Thursday, October 27, 2011

on the marriage plot.


so i finished Eugenides' new book, the marriage plot, yesterday in the early afternoon. people i meet, especially young people i meet, think i am batty for spanning so much time reading. it is not the fact that i do not have cable, or that i watch a ridiculous amount of films or that i like to ride my bicycle to the art museum downtown. probably because these are very young, romantic things to do. these are things we all do when we are at our most romantic or want to be at our most romantic or want to impress our romance on other people. lovers smoking cigarettes in bed, smeared eyeliner, girls with dark curly hair that refuse to be on top, that hide their soft parts. girls that look like young colts with strong legs, faces of deers. antlers, strong angry parts, to match. they are piecemeal parts of french films where the girls have short hair and breton stripe sweaters. 

they are the parts we turn ourselves into on autumn days, when we walk around alone, staring into shop windows with a cigarette between our lips looking disconnected being romantic being happy being alone in our public solitude being truly happy because others notice this and think we are romantic and dreamy. we are all like this at least when we know we are at the cusp of not being this anymore.


books are not like this. i do not even keep my books out anymore, lined neatly on the shelves. instead, they have there own big closet, with floor to ceiling books. like the game closet in the royal tenenbaums. some books are in my dressing room stacked beneath crystal lamps, magazines in a box in the corner. and the rest of my books have a side bedroom. they stay hidden. they sleep a lot and are mostly only woken up by me.



characters in books are like ghosts. i am always always haunted afterward, and if it is story that feels especially close, it stays with me for weeks and weeks. they start to hurt my heart. their decisions in the end begin to weigh on me. like if leonard was ever going to return from the woods, finally come back as wholly human and begin to be himself again and if that self could be counted on as a real, less fractured thing. and if mitchell meant what he said when he realized the dream was not like the first parts of reality. that the world and the dreams in it are far more desolate than we pretend. that they are not the parts that save us. i wonder if he really meant to go this time.

i ask strange questions about people i know and think strange things about people we know. and then i am asked why i am thinking about that and i say that i just spent the past week and a half with three people in a very familiar love triangle and i wonder how common all that is now and how empty. i remember those kinds of manic feelings and how exhausting and boring it all ends up.

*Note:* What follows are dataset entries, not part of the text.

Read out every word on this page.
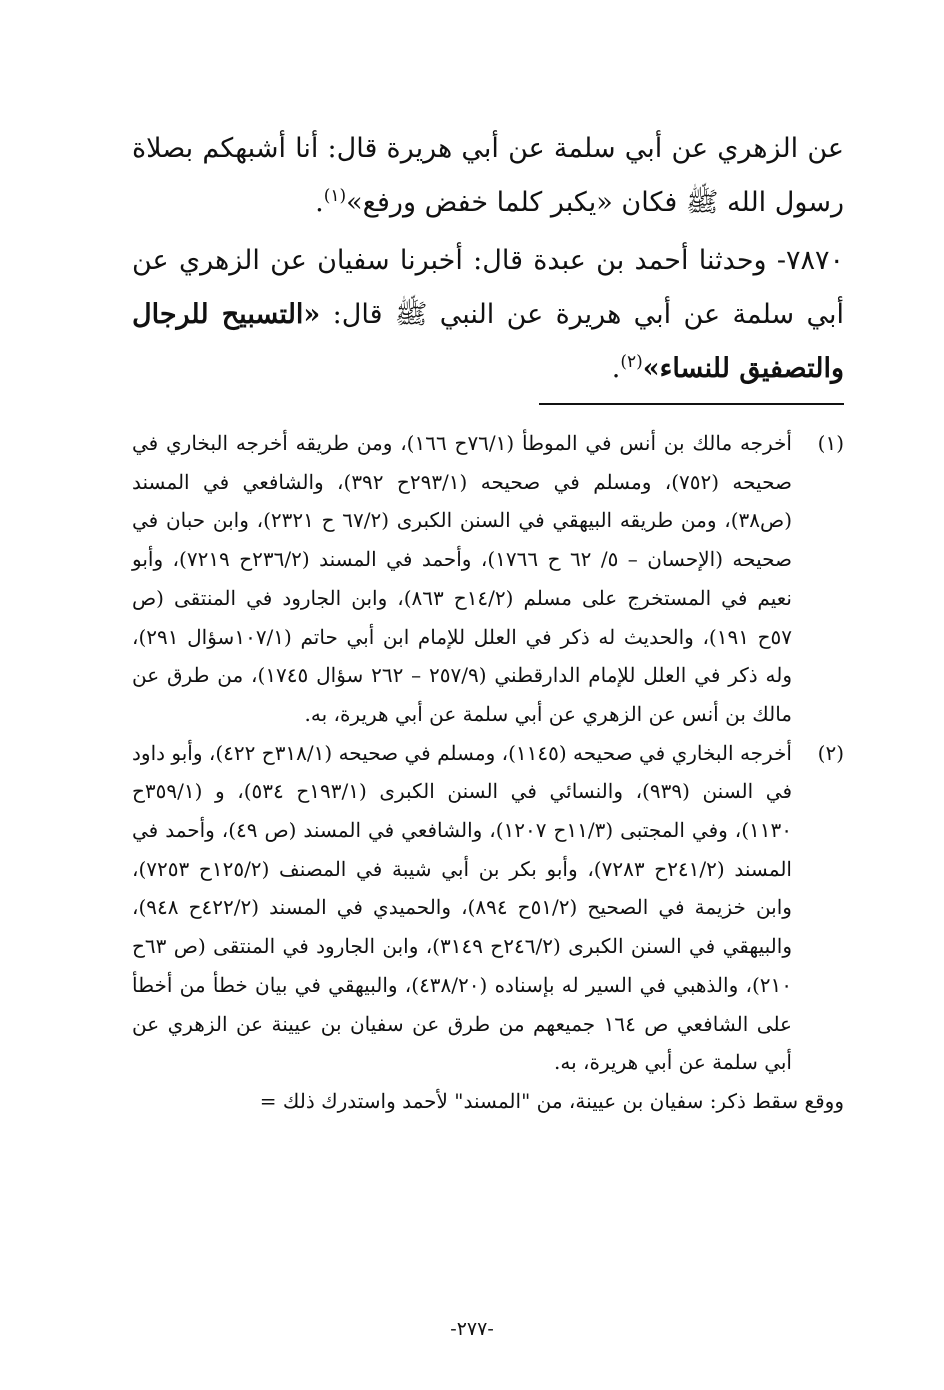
عن الزهري عن أبي سلمة عن أبي هريرة قال: أنا أشبهكم بصلاة رسول الله ﷺ فكان «يكبر كلما خفض ورفع»$^{(١)}$.

٧٨٧٠- وحدثنا أحمد بن عبدة قال: أخبرنا سفيان عن الزهري عن أبي سلمة عن أبي هريرة عن النبي ﷺ قال: «التسبيح للرجال والتصفيق للنساء»$^{(٢)}$.

(١)
أخرجه مالك بن أنس في الموطأ (٧٦/١ح ١٦٦)، ومن طريقه أخرجه البخاري في صحيحه (٧٥٢)، ومسلم في صحيحه (٢٩٣/١ح ٣٩٢)، والشافعي في المسند (ص٣٨)، ومن طريقه البيهقي في السنن الكبرى (٦٧/٢ ح ٢٣٢١)، وابن حبان في صحيحه (الإحسان – ٥/ ٦٢ ح ١٧٦٦)، وأحمد في المسند (٢٣٦/٢ح ٧٢١٩)، وأبو نعيم في المستخرج على مسلم (١٤/٢ح ٨٦٣)، وابن الجارود في المنتقى (ص ٥٧ح ١٩١)، والحديث له ذكر في العلل للإمام ابن أبي حاتم (١٠٧/١سؤال ٢٩١)، وله ذكر في العلل للإمام الدارقطني (٢٥٧/٩ – ٢٦٢ سؤال ١٧٤٥)، من طرق عن مالك بن أنس عن الزهري عن أبي سلمة عن أبي هريرة، به.

(٢)
أخرجه البخاري في صحيحه (١١٤٥)، ومسلم في صحيحه (٣١٨/١ح ٤٢٢)، وأبو داود في السنن (٩٣٩)، والنسائي في السنن الكبرى (١٩٣/١ح ٥٣٤)، و (٣٥٩/١ح ١١٣٠)، وفي المجتبى (١١/٣ح ١٢٠٧)، والشافعي في المسند (ص ٤٩)، وأحمد في المسند (٢٤١/٢ح ٧٢٨٣)، وأبو بكر بن أبي شيبة في المصنف (١٢٥/٢ح ٧٢٥٣)، وابن خزيمة في الصحيح (٥١/٢ح ٨٩٤)، والحميدي في المسند (٤٢٢/٢ح ٩٤٨)، والبيهقي في السنن الكبرى (٢٤٦/٢ح ٣١٤٩)، وابن الجارود في المنتقى (ص ٦٣ح ٢١٠)، والذهبي في السير له بإسناده (٤٣٨/٢٠)، والبيهقي في بيان خطأ من أخطأ على الشافعي ص ١٦٤ جميعهم من طرق عن سفيان بن عيينة عن الزهري عن أبي سلمة عن أبي هريرة، به.

ووقع سقط ذكر: سفيان بن عيينة، من "المسند" لأحمد واستدرك ذلك =

-٢٧٧-
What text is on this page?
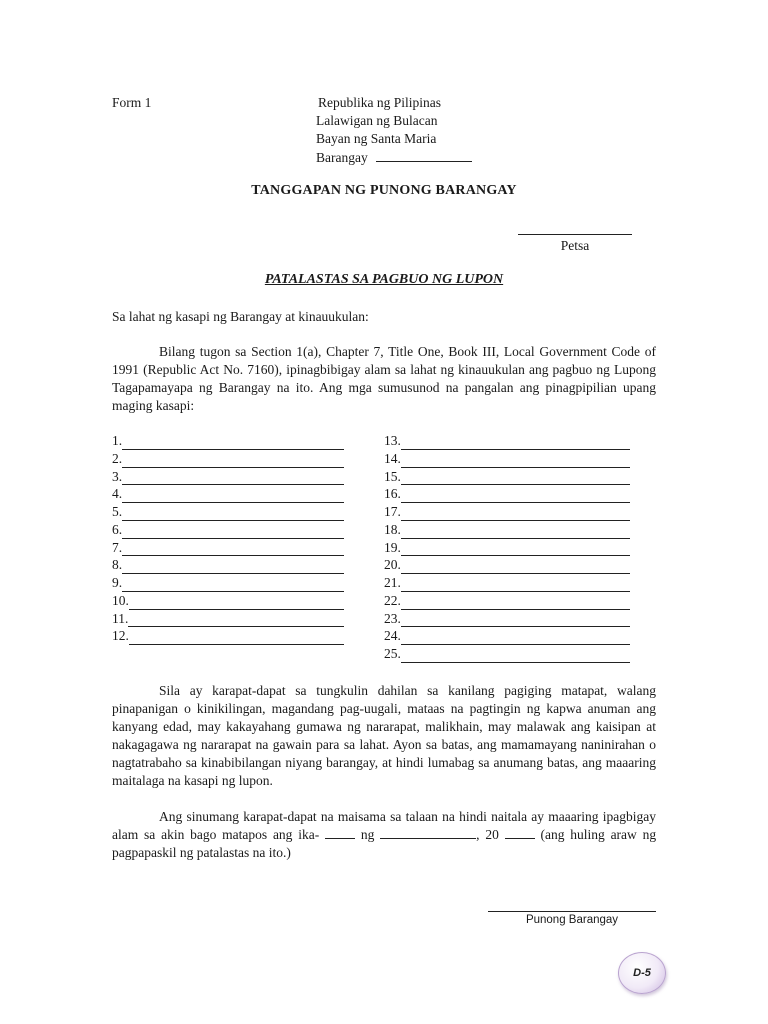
Form 1	Republika ng Pilipinas
Lalawigan ng Bulacan
Bayan ng Santa Maria
Barangay
TANGGAPAN NG PUNONG BARANGAY
Petsa
PATALASTAS SA PAGBUO NG LUPON
Sa lahat ng kasapi ng Barangay at kinauukulan:
Bilang tugon sa Section 1(a), Chapter 7, Title One, Book III, Local Government Code of 1991 (Republic Act No. 7160), ipinagbibigay alam sa lahat ng kinauukulan ang pagbuo ng Lupong Tagapamayapa ng Barangay na ito. Ang mga sumusunod na pangalan ang pinagpipilian upang maging kasapi:
1.
2.
3.
4.
5.
6.
7.
8.
9.
10.
11.
12.
13.
14.
15.
16.
17.
18.
19.
20.
21.
22.
23.
24.
25.
Sila ay karapat-dapat sa tungkulin dahilan sa kanilang pagiging matapat, walang pinapanigan o kinikilingan, magandang pag-uugali, mataas na pagtingin ng kapwa anuman ang kanyang edad, may kakayahang gumawa ng nararapat, malikhain, may malawak ang kaisipan at nakagagawa ng nararapat na gawain para sa lahat. Ayon sa batas, ang mamamayang naninirahan o nagtatrabaho sa kinabibilangan niyang barangay, at hindi lumabag sa anumang batas, ang maaaring maitalaga na kasapi ng lupon.
Ang sinumang karapat-dapat na maisama sa talaan na hindi naitala ay maaaring ipagbigay alam sa akin bago matapos ang ika-	ng	, 20	(ang huling araw ng pagpapaskil ng patalastas na ito.)
Punong Barangay
D-5
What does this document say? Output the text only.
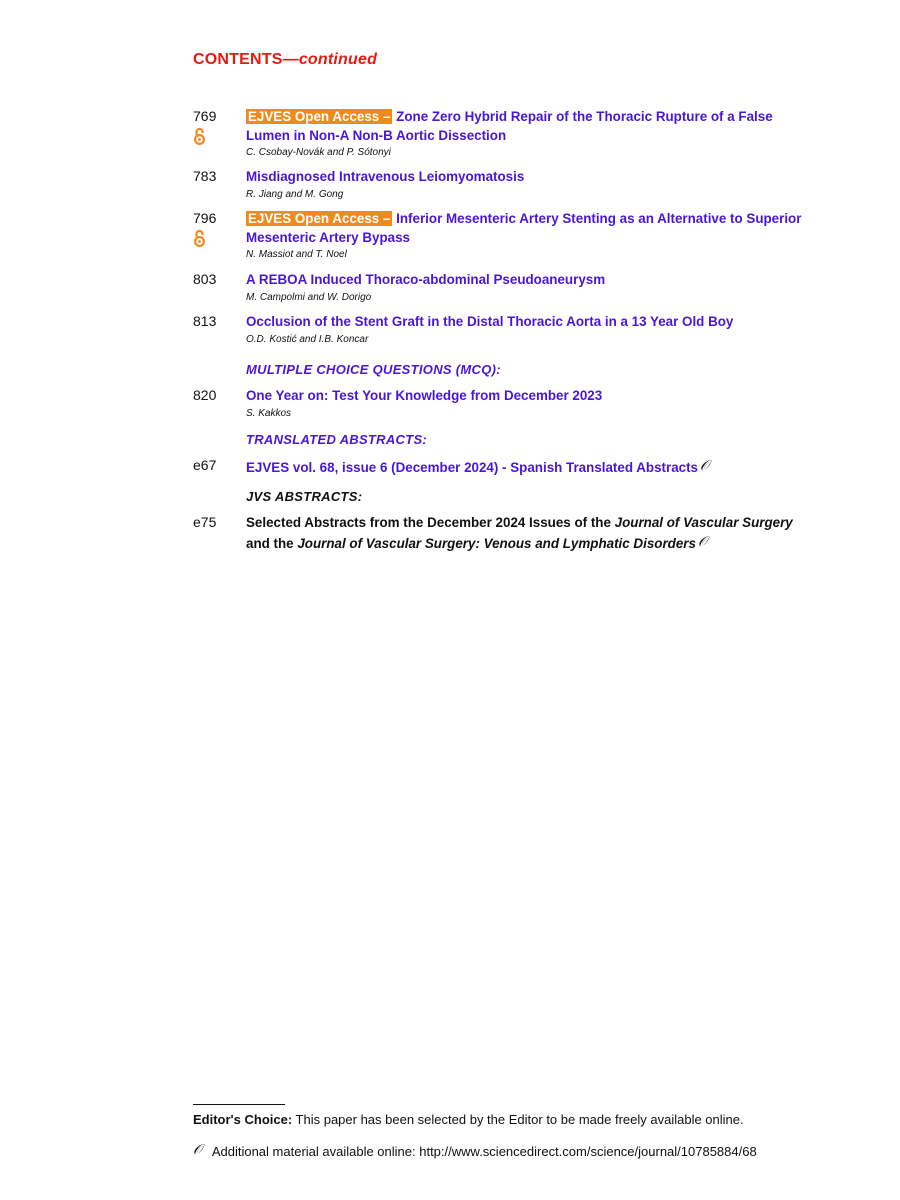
CONTENTS—continued
769 EJVES Open Access – Zone Zero Hybrid Repair of the Thoracic Rupture of a False Lumen in Non-A Non-B Aortic Dissection
C. Csobay-Novák and P. Sótonyi
783 Misdiagnosed Intravenous Leiomyomatosis
R. Jiang and M. Gong
796 EJVES Open Access – Inferior Mesenteric Artery Stenting as an Alternative to Superior Mesenteric Artery Bypass
N. Massiot and T. Noel
803 A REBOA Induced Thoraco-abdominal Pseudoaneurysm
M. Campolmi and W. Dorigo
813 Occlusion of the Stent Graft in the Distal Thoracic Aorta in a 13 Year Old Boy
O.D. Kostić and I.B. Koncar
MULTIPLE CHOICE QUESTIONS (MCQ):
820 One Year on: Test Your Knowledge from December 2023
S. Kakkos
TRANSLATED ABSTRACTS:
e67 EJVES vol. 68, issue 6 (December 2024) - Spanish Translated Abstracts 𝒪
JVS ABSTRACTS:
e75 Selected Abstracts from the December 2024 Issues of the Journal of Vascular Surgery and the Journal of Vascular Surgery: Venous and Lymphatic Disorders 𝒪
Editor's Choice: This paper has been selected by the Editor to be made freely available online.
𝒪 Additional material available online: http://www.sciencedirect.com/science/journal/10785884/68
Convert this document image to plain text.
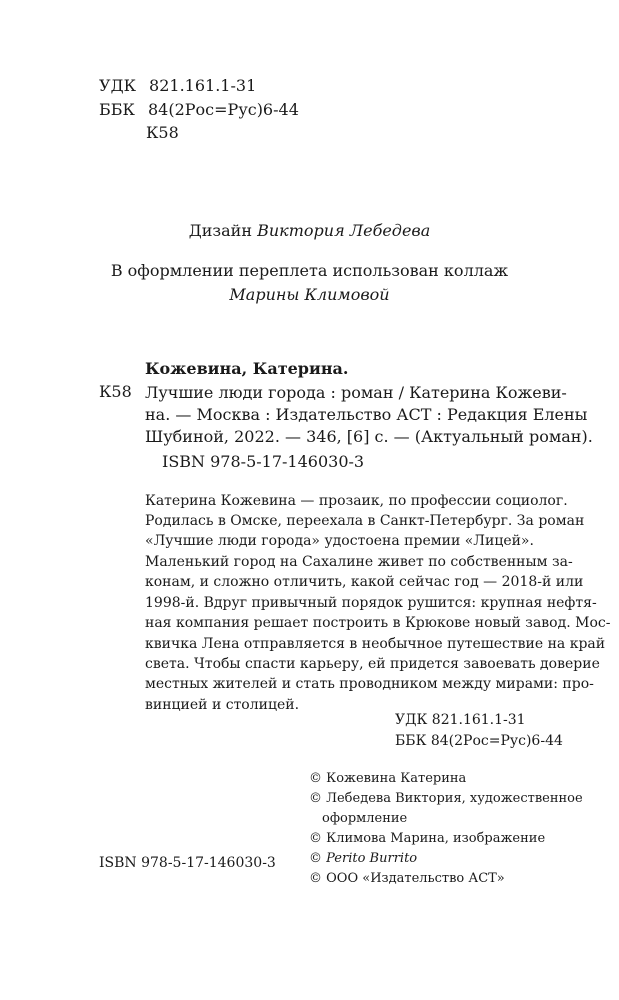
УДК 821.161.1-31
ББК 84(2Рос=Рус)6-44
К58
Дизайн Виктория Лебедева
В оформлении переплета использован коллаж
Марины Климовой
Кожевина, Катерина.
К58 Лучшие люди города : роман / Катерина Кожеви-
на. — Москва : Издательство АСТ : Редакция Елены
Шубиной, 2022. — 346, [6] с. — (Актуальный роман).
ISBN 978-5-17-146030-3
Катерина Кожевина — прозаик, по профессии социолог.
Родилась в Омске, переехала в Санкт-Петербург. За роман
«Лучшие люди города» удостоена премии «Лицей».
Маленький город на Сахалине живет по собственным за-
конам, и сложно отличить, какой сейчас год — 2018-й или
1998-й. Вдруг привычный порядок рушится: крупная нефтя-
ная компания решает построить в Крюкове новый завод. Мос-
квичка Лена отправляется в необычное путешествие на край
света. Чтобы спасти карьеру, ей придется завоевать доверие
местных жителей и стать проводником между мирами: про-
винцией и столицей.
УДК 821.161.1-31
ББК 84(2Рос=Рус)6-44
ISBN 978-5-17-146030-3
© Кожевина Катерина
© Лебедева Виктория, художественное
оформление
© Климова Марина, изображение
© Perito Burrito
© ООО «Издательство АСТ»
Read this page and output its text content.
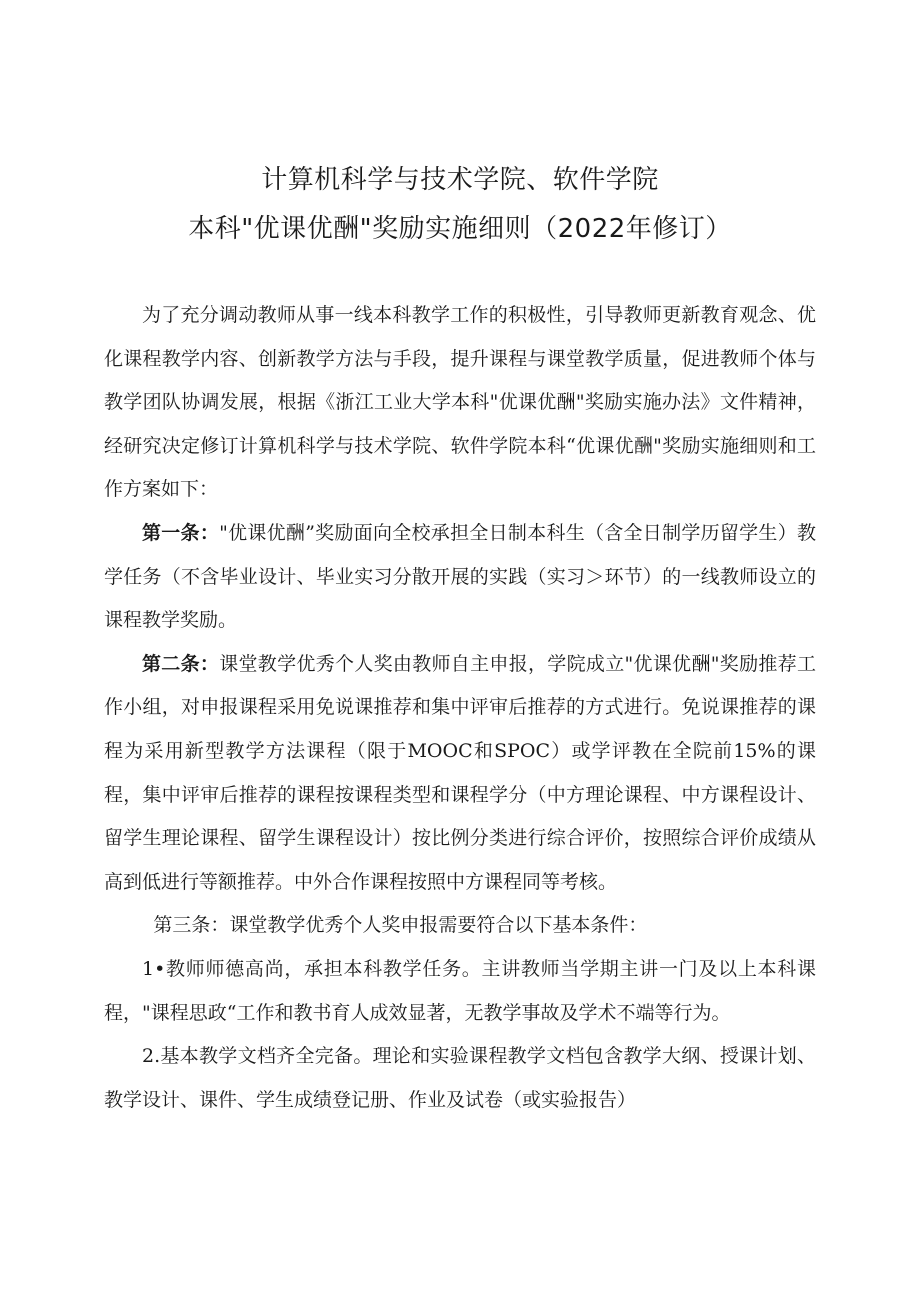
计算机科学与技术学院、软件学院
本科"优课优酬"奖励实施细则（2022年修订）

为了充分调动教师从事一线本科教学工作的积极性，引导教师更新教育观念、优化课程教学内容、创新教学方法与手段，提升课程与课堂教学质量，促进教师个体与教学团队协调发展，根据《浙江工业大学本科"优课优酬"奖励实施办法》文件精神，经研究决定修订计算机科学与技术学院、软件学院本科“优课优酬"奖励实施细则和工作方案如下：

第一条："优课优酬”奖励面向全校承担全日制本科生（含全日制学历留学生）教学任务（不含毕业设计、毕业实习分散开展的实践（实习＞环节）的一线教师设立的课程教学奖励。

第二条：课堂教学优秀个人奖由教师自主申报，学院成立"优课优酬"奖励推荐工作小组，对申报课程采用免说课推荐和集中评审后推荐的方式进行。免说课推荐的课程为采用新型教学方法课程（限于MOOC和SPOC）或学评教在全院前15%的课程，集中评审后推荐的课程按课程类型和课程学分（中方理论课程、中方课程设计、留学生理论课程、留学生课程设计）按比例分类进行综合评价，按照综合评价成绩从高到低进行等额推荐。中外合作课程按照中方课程同等考核。

第三条：课堂教学优秀个人奖申报需要符合以下基本条件：

1•教师师德高尚，承担本科教学任务。主讲教师当学期主讲一门及以上本科课程，"课程思政“工作和教书育人成效显著，无教学事故及学术不端等行为。

2.基本教学文档齐全完备。理论和实验课程教学文档包含教学大纲、授课计划、教学设计、课件、学生成绩登记册、作业及试卷（或实验报告）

growing up, i kept all my poems and all the books i read hidden too and did all the rough and tumble bad seed things right along with the rest. then suddenly the secret parts bloomed into tremendous flowers. and i get to wear them in my hair now and the world feels so different. it is like i never ever ever gave up the ghost at all, i just gave up the skeletons and i gave up the rooms, i gave up the crowds and the parts of pretending. i gave up the parts i never really loved at all but really truly would have willed myself to do so. which is maybe why the end of the marriage plot cuts real deep. because i know i have stood on the subway looking for someone desperately and i know i have been locked in the attic and Eugenides' knows it all. his books are the lucid parts of the fractured memories we all have. he knows the relationship between girls and their longing and girls and their bad ideas girls and big mistakes and secret truths.